Meyer Habib, députré LR des Français établis hors de France et vice-président du groupe d’amitié France-Israël, Assemblée nationale, 10 octobre 2023
« Choquant et désolant »
Dans sa réponse aux présidents de groupe, mardi, lors de la séance des questions d’actualité, la Première ministre y est allée, elle aussi, de son allusion à la position de LFI.
Dans ces moments tragiques, je trouve choquant et désolant d’entendre des voix dissonantes jusque sur ces bancs. C’est par la cohésion nationale et par la défense de nos valeurs républicaines que nous pourrons être à la hauteur.
Élisabeth Borne, Première ministre, Assemblée nationale, 10 octobre 2023
« Pas l’union nationale avec LFI »
La dernière phrase sur la cohésion nationale a fait bondir Marine Le Pen. Devant les journalistes, elle étale son courroux :
Moi je vous avoue que je ne veux pas faire l’union nationale avec La France insoumise qui considère que le Hamas n’est pas un mouvement terroriste. Je ne veux pas faire l’union nationale avec La France insoumise et ses alliés, car ses alliés sont restés au sein de la Nupes malgré les réserves qu’ils expriment à l’égard de La France insoumise, ils sont encore des compagnons de route assis sur les mêmes bancs de La France insoumise, de l’intergroupe Nupes.

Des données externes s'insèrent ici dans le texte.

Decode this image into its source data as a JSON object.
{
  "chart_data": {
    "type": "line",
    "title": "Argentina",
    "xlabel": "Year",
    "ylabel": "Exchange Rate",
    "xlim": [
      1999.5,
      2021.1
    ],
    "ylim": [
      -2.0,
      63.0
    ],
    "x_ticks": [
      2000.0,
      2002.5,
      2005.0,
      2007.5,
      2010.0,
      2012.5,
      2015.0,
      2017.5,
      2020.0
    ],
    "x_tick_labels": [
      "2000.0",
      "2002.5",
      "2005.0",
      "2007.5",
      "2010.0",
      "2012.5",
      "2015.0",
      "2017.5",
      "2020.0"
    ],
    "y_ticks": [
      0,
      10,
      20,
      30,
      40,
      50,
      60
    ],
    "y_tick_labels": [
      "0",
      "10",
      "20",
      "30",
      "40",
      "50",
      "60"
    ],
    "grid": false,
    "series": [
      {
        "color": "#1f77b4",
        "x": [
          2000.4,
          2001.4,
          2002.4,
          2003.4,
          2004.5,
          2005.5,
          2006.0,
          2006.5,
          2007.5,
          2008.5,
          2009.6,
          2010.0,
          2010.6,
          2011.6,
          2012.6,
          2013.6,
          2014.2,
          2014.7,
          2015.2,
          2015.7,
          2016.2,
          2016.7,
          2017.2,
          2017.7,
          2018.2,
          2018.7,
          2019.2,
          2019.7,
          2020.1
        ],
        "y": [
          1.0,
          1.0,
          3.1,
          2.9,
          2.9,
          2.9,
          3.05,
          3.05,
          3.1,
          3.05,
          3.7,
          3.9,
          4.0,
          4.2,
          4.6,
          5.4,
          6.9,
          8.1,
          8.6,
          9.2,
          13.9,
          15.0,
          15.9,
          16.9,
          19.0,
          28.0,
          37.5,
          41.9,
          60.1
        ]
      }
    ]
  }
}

Marine Le Pen, députée du Pas-de-Calais et présidente du groupe parlementaire RN, Assemblée nationale, 10 octobre 2023
Une grosse colère pour les caméras. Il n’est pas certain qu’Élisabeth Borne ait vraiment songé à inclure les insoumis dans une hypothétique union nationale. De toute façon, nous devrions être fixés ce jeudi 12 octobre au soir puisque Emmanuel Macron s’exprimera à la télévision. Auparavant, il aura reçu les chefs de partis à l’Élysée. Les fuites indiquent que le président est inquiet des tensions qui traversent le pays depuis le début des hostilités. Comment ne pas l’être.